Do They Haunt You, My Beguiling Belongings?
The art of stacking one’s furniture into a giant pile is a
truly underappreciated householder’s skill. There are reasons to do this. It’s
not some arbitrary entertainment like stuffing a hundred co-eds into a phone
booth or arranging cheerleaders into a giant pyramid. Not to malign those
entirely healthy enterprises, mind you.
Specifically, if one is having a new floor put into one’s
house, the traditional method for doing this, I have recently come to discover,
is to stack up all the furniture from one side of the house into the rooms on
the other side of the house. Then, after the guys have laid the new floor on
that side, you take all the stacked-up furniture and switch it to the other
side. But you don’t have to move the stuff that’s off the floor. So clothes are
left forlornly hanging in the closet, looking like they miss the shoes and
dirty-clothes piles that used to occupy the space beneath them. Mirrors and
framed posters are left hanging on the walls, looking pointless without the
furniture that used to define the spaces: the over-the-couch space, the
between-the-hutch-and-bookshelf space. Hanging plants are left hanging over
empty, colorless air, abandoned and loveless.
A half-empty house is one thing, like with one room empty,
or two rooms empty. But when it’s the entire bottom of the house that’s empty,
and the entire top part is full, that’s just eery. It brings to mind flood
victims and sewage overflow and the possibility of an infestation of anacondas
or other low-lying dangerous pests.
So there we were, moving every stick of furniture, every
tchotchke, every standing lamp and pile of books out of the bedrooms and into
the living room.

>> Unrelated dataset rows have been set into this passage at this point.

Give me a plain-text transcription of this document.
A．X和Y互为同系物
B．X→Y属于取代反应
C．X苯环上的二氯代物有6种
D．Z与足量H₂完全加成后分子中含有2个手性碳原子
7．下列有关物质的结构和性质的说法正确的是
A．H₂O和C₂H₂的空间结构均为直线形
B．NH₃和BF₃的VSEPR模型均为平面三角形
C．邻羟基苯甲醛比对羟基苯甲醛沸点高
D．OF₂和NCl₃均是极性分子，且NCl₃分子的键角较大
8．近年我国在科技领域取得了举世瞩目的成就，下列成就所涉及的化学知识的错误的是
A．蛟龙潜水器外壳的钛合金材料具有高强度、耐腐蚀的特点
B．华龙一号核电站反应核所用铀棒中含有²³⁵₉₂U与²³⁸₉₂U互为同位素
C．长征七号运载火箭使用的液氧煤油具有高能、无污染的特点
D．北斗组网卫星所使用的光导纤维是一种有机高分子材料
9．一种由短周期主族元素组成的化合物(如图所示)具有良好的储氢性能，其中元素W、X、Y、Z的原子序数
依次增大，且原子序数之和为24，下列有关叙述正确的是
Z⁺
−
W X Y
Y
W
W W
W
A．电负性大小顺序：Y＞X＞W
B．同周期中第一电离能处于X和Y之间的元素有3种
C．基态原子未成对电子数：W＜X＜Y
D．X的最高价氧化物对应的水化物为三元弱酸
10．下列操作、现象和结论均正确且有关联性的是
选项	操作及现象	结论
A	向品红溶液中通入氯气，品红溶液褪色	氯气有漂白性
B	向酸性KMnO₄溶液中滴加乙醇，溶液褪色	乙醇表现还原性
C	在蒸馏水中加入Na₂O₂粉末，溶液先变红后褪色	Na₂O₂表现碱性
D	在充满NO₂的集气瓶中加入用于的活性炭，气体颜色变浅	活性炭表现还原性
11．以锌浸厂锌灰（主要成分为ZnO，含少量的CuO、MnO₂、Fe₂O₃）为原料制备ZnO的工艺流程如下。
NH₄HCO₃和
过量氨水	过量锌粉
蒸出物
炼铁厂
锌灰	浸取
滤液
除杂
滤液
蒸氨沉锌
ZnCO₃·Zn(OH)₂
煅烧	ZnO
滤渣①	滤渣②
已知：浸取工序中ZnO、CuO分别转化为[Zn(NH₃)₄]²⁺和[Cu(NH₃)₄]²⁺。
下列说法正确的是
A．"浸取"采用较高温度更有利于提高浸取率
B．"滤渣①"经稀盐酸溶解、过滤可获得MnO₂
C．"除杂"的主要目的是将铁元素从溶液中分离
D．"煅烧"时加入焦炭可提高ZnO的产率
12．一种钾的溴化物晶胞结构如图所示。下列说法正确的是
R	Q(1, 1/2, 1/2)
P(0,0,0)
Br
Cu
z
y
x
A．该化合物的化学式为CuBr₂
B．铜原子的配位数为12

Furniture tends to be boxy, so that’s not too hard to stack.
But what about all the other stuff? Throw pillows. Blankets. Cd’s. Giant enamel
butterflies. Eighteenth century gas lanterns. Delicate origami creations. A
banjo. You know, the things you have lying around for whatever reason. Smaller
things you can put in boxes, but awkwardly shaped things have to stand alone. A
Christmas tree stand holding up a sewing mannequin, that statue of a naked man
contemplating some unknown thing that seemed like such a buy that time in Peru.
Those, you have to arrange around your neatly stacked boxy furniture. Then the
guys come.
I can’t help wondering about the lives of these floor
installer guys. They go into people’s homes and see all their stuff piled up
like some Jersey City art exhibit. They don’t see the little stuff, like your
collection of plastic widgets that hold the bread bags closed, but they do see
your collection of broken vacuum cleaners. They don’t see the tiny stash box
that contains the lock of hair which was the first haircut of your first
serious boyfriend, which his mom gave you. She thought you two were meant to
be. Well, you kept the lock of hair anyway, and its been thirty years. They
don’t see that. But they do see an arrangement of willow branches and eagle
feathers bound with a rawhide handle and meant to bless a sacred Native
American something-or-other. You only keep it because you are afraid you’ll be
cursed by the stranger who gave it to you, for a reason you no longer remember,
if you throw it out. They don’t see your collections of great American classic
books and antique salt and pepper shakers. No, those are neatly packed in
boxes. What they see is an unfinished upholstering project with its springs
jangling out in all directions, looking like something you dragged out of
someone else’s trash. Which it is.
You want to post signs all around your pile, proclaiming,
“What you see before you is not representative of my inner being!” and “These
items are on their way to Goodwill, I swear!” But you don’t. You let the floor
guys come and think what they think. Don’t pretend they don’t think anything
about it. You know they do. Installing floors isn’t that thrilling; they need
something to contemplate all day.
Then the floor guys come, and you meet them. They are
Mexican teenagers.
You try to imagine how this sort of person would regard your
odd-shaped objects that don’t fit in boxes, but you cannot. The next day you
have to come and restack your belongings on the other side of the house. You
can’t help it—you find yourself trying to arrange the things artfully, in a way
that might make you seem intriguing to foreigners in the rosy bloom of youth.
So they come and they go. You get a new floor, but all they say is adios.